Frustrated O'Neill warns Villa he may quit as doubts begin to gather pace
The 'Martin O'Neill quits Aston Villa' stories emerged 48 hours too early to be an April Fools' Day scam, but last night the Villa boss warned he could walk out on his 12-month rolling contract at the end of the season.
O'Neill reacted to criticisms following Villa's 7-1 Premier League capitulation against FA Cup semi-final opponents Chelsea and increasing rumours of a breakdown with Randy Lerner with a clear message that he will reserve the right to hand in his resignation when he performs a final audit of the current campaign with his American owner in the summer. "At the end of it all, I will sit down and talk to the chairman and we will see where we are positioned. If the Aston Villa fans are disgruntled with it, I will take it into consideration," O'Neill said.
O'Neill has arguably been the most popular manager in Villa's history. The Northern Irishman's name is still chanted incessantly by the Holte End, whose denizens have taken to him in the way they once revered Brian Little as a player.
But with that affection comes expectations. Villa are not a Birmingham City, delighted simply to be in the top half of the Premier League.
This is a club who have achieved what Arsenal have never done -- lift the European Cup.
To keep matters in perspective, it should be pointed out that O'Neill led Villa to Wembley in February for the first time since 2000, although they were beaten by Manchester United in the Carling Cup final. They are also still in contention for the FA Cup and face Chelsea, of all clubs, in the semi-final at Wembley a week on Saturday.
But fourth place in the league, and the prize of a potentially lucrative tilt at Champions League qualification, was Villa's principal target. Though they could yet snatch it from under the noses of Tottenham, Manchester City or Liverpool, it looks an increasingly forlorn task.
For the first time, fans are articulating the notion that perhaps O'Neill has taken Villa as far as he can or is likely to. While those who make that point tend to be branded disloyal, a raft of observations about his management style, which some might call complaints, have gained currency.

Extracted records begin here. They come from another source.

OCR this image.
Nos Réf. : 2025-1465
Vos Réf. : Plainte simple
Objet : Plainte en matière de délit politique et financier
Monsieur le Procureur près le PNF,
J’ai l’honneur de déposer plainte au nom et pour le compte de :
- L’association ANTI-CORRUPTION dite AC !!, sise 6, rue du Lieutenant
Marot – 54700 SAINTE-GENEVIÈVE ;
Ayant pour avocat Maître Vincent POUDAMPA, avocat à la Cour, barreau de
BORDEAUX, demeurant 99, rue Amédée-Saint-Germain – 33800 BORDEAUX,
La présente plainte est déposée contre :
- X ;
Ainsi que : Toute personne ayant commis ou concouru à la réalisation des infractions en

One concerns Villa's tendency to burn out in the second half of the season. They did it last March, which they entered with genuine prospects of squeezing Arsenal out of the top four, and results suggest something similar has occurred this time.
Which brings us to another of the dissenters' assertions, namely that O'Neill does not rotate his squad sufficiently. With a playing style in which relentless running is a key component -- some say his tactics are one-dimensional -- the theory goes that players are literally running out of energy by the time the run-in comes around.
O'Neill has appeared more sensitive to criticism of late, saying yesterday that "I must stand up for myself".
He points out the disparity between the club today n back in the upper echelons of the English game and on course for Europe again n and the dispirited under-achievers he and Lerner took over from David O'Leary and Doug Ellis in 2006.
Unlike O'Leary, though, he has had resources -- presiding over a net spend of nearly £90m on players -- but has still not delivered any silverware.